Sebab itulah, agama menjadi lumbung pengetahuan yang bisa diambil dari pelbagai sudut pandang aspek epistemologi ilmu, baik itu ilmu sosial, budaya, politik dan semacamnya, semua seakan tertata rapi dalam bingkai agama Islam. Syahdan, secara garis besar kita harus membentuk kehidupan di tengah masyarakat dengan mengacu pada keteladanan kehidupan Rasulullah Saw., para sahabat, tabi’in, dan para ulama.
Salah satunya ajaran pokok agama Islam adalah mengajarkan hidup yang santun, bermartabat, dan cinta terhadap sesama. Seperti yang disinyalir oleh Gus Dur (2007:11) bahwa dasar sikap hormat bisa mendorong akan tumbuhnya kerangka sikap tenggang rasa dan saling pengertian yang besar sesama manusia. Bukan sering menyalahkan. Bukan sering mengkafirkan. Bukan sering menganggap orang lain itu salah.
Menampilkan sisi agama yang santun di tengah kehidupan masyarakat sebagai perisai dan laku hidup keseharian itu bagai menghiasi diri dengan keindahan-keindahan secara lahir dan batin. Kefiguran yang ditampilkan dengan sikap tersebut membuat masyarakat terlena. Akhirnya, agama tidak dipandang ruwet tapi luwes dan luas. Agama sebagai sumber nilai dan norma bukan berarti selalu melarang setiap tradisi yang menyimpang dengan agama, tapi memperbaharui, meluruskan, membenarkan dengan cara-cara akulturasi yang baik (J. Suyuthi Pulungan, 2002: 144).

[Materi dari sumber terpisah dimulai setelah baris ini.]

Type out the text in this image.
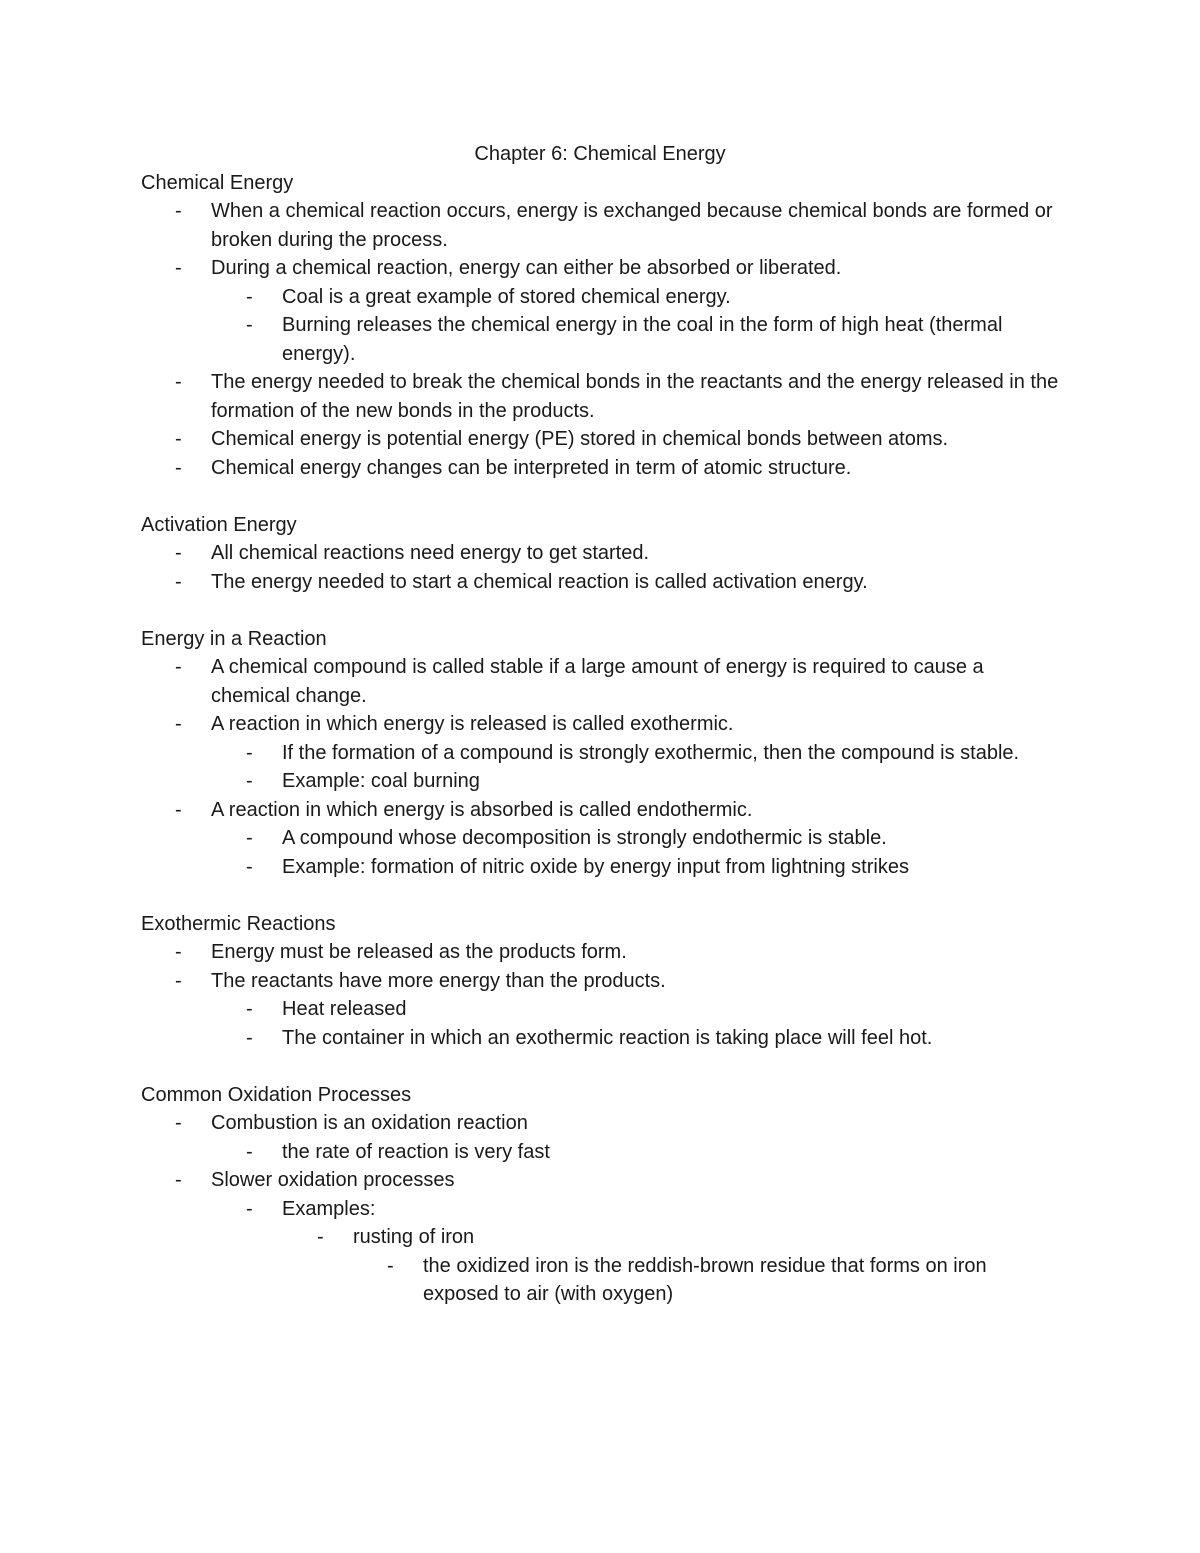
Chapter 6: Chemical Energy
Chemical Energy
- When a chemical reaction occurs, energy is exchanged because chemical bonds are formed or broken during the process.
- During a chemical reaction, energy can either be absorbed or liberated.
- Coal is a great example of stored chemical energy.
- Burning releases the chemical energy in the coal in the form of high heat (thermal energy).
- The energy needed to break the chemical bonds in the reactants and the energy released in the formation of the new bonds in the products.
- Chemical energy is potential energy (PE) stored in chemical bonds between atoms.
- Chemical energy changes can be interpreted in term of atomic structure.
Activation Energy
- All chemical reactions need energy to get started.
- The energy needed to start a chemical reaction is called activation energy.
Energy in a Reaction
- A chemical compound is called stable if a large amount of energy is required to cause a chemical change.
- A reaction in which energy is released is called exothermic.
- If the formation of a compound is strongly exothermic, then the compound is stable.
- Example: coal burning
- A reaction in which energy is absorbed is called endothermic.
- A compound whose decomposition is strongly endothermic is stable.
- Example: formation of nitric oxide by energy input from lightning strikes
Exothermic Reactions
- Energy must be released as the products form.
- The reactants have more energy than the products.
- Heat released
- The container in which an exothermic reaction is taking place will feel hot.
Common Oxidation Processes
- Combustion is an oxidation reaction
- the rate of reaction is very fast
- Slower oxidation processes
- Examples:
- rusting of iron
- the oxidized iron is the reddish-brown residue that forms on iron exposed to air (with oxygen)
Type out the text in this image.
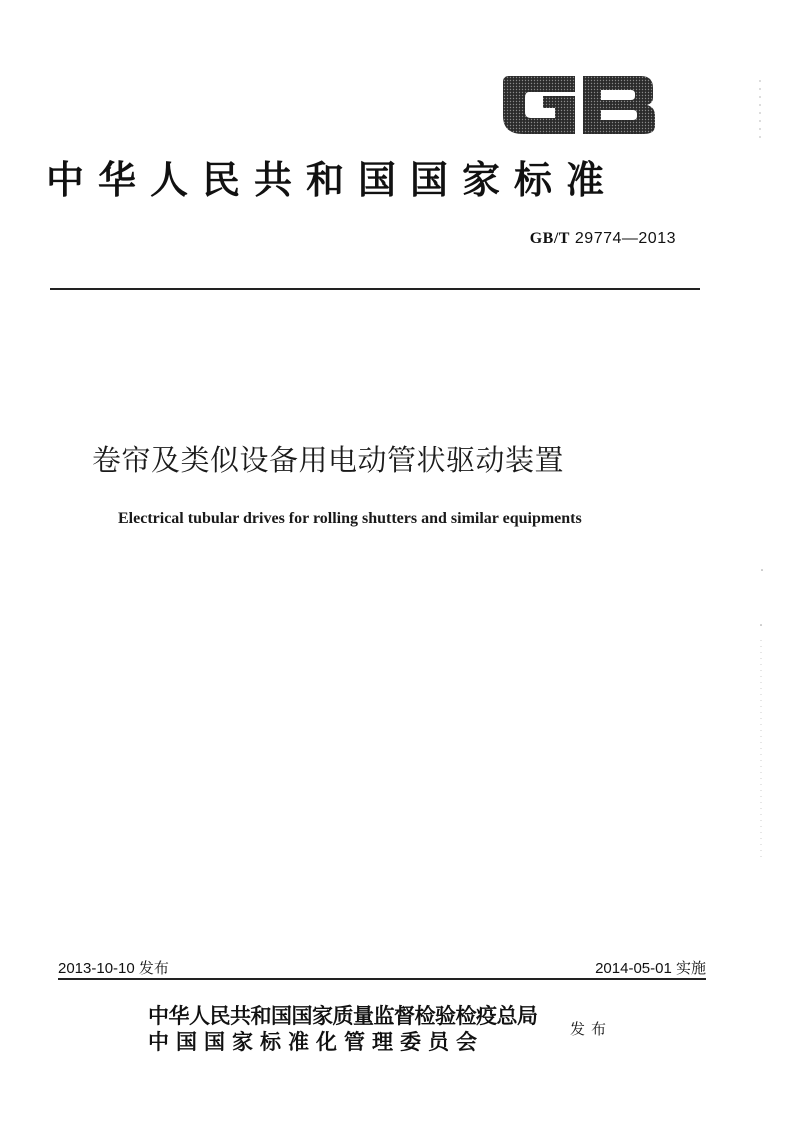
中华人民共和国国家标准
GB/T 29774—2013
卷帘及类似设备用电动管状驱动装置
Electrical tubular drives for rolling shutters and similar equipments
2013-10-10 发布	2014-05-01 实施
中华人民共和国国家质量监督检验检疫总局
中国国家标准化管理委员会	发布
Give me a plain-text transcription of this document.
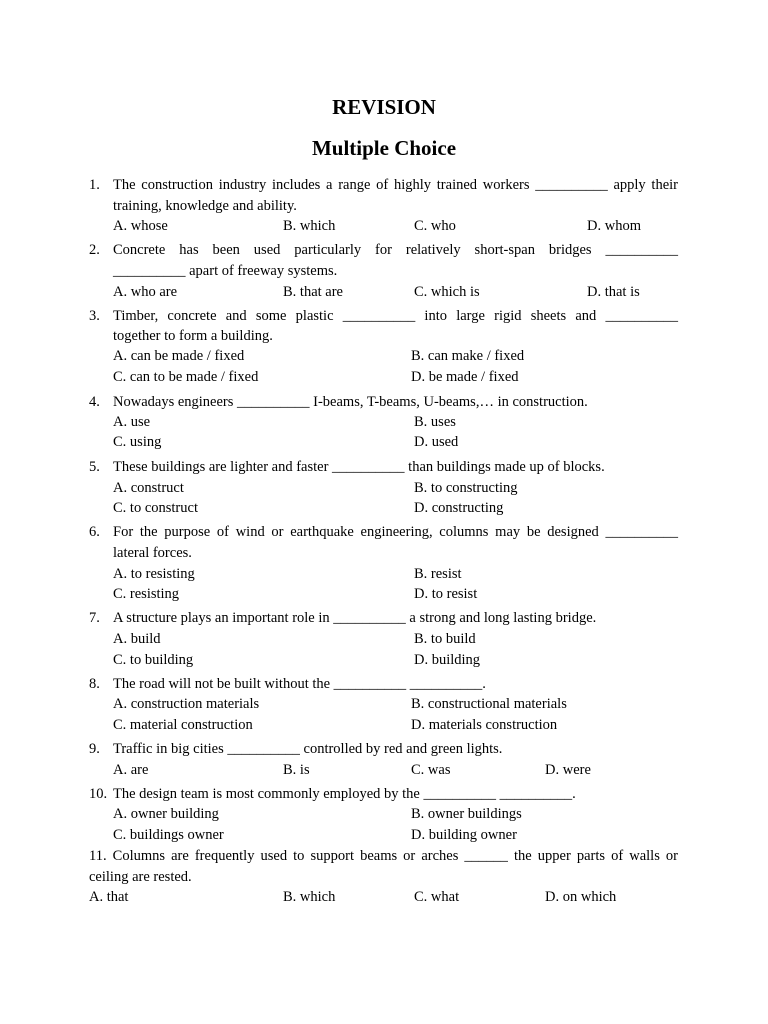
REVISION
Multiple Choice
1. The construction industry includes a range of highly trained workers __________ apply their
training, knowledge and ability.
A. whose	B. which	C. who	D. whom
2. Concrete has been used particularly for relatively short-span bridges __________
__________ apart of freeway systems.
A. who are	B. that are	C. which is	D. that is
3. Timber, concrete and some plastic __________ into large rigid sheets and __________
together to form a building.
A. can be made / fixed	B. can make / fixed
C. can to be made / fixed	D. be made / fixed
4. Nowadays engineers __________ I-beams, T-beams, U-beams,… in construction.
A. use	B. uses
C. using	D. used
5. These buildings are lighter and faster __________ than buildings made up of blocks.
A. construct	B. to constructing
C. to construct	D. constructing
6. For the purpose of wind or earthquake engineering, columns may be designed __________
lateral forces.
A. to resisting	B. resist
C. resisting	D. to resist
7. A structure plays an important role in __________ a strong and long lasting bridge.
A. build	B. to build
C. to building	D. building
8. The road will not be built without the __________ __________.
A. construction materials	B. constructional materials
C. material construction	D. materials construction
9. Traffic in big cities __________ controlled by red and green lights.
A. are	B. is	C. was	D. were
10. The design team is most commonly employed by the __________ __________.
A. owner building	B. owner buildings
C. buildings owner	D. building owner
11. Columns are frequently used to support beams or arches ______ the upper parts of walls or
ceiling are rested.
A. that	B. which	C. what	D. on which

Sikap luhur sebagai simbol dan ekspresi lahiriyah keagamaan, tetapi manusia senantiasa bisa menangkap makna di balik itu semua, berupa pendidikan moral, etika, atau akhlak yang mulia. Beragama dengan serius bukan berarti meninggalkan kehidupan duniawi, tetapi justru sebaliknya, mendorong ikut andil di dalamnya untuk memperbaiki masyarakat dalam dimensi-dimensi yang sangat kecil sekalipun (Nurcholish Madjid, 2007).
Mencontohkan Sikap Santun
Idealisme yang ingin dicapai dari hidup santun adalah mengubah cara pandang atau opini masyarakat atas stereotip agama yang selama ini dikenal garang, ngamuk, mengekang dan marah. Hemat penulis, melalui sikap santun dan santai masyarakat akan lebih menerima agama sebagai prinsip dalam bertindak dan berperilaku yang ideal. Islam yang santun bukan sekadar wacana mati yang tegak di atas menara gading, tapi harus dipraktikkan dalam bentuk kehidupan sosial yang nyata.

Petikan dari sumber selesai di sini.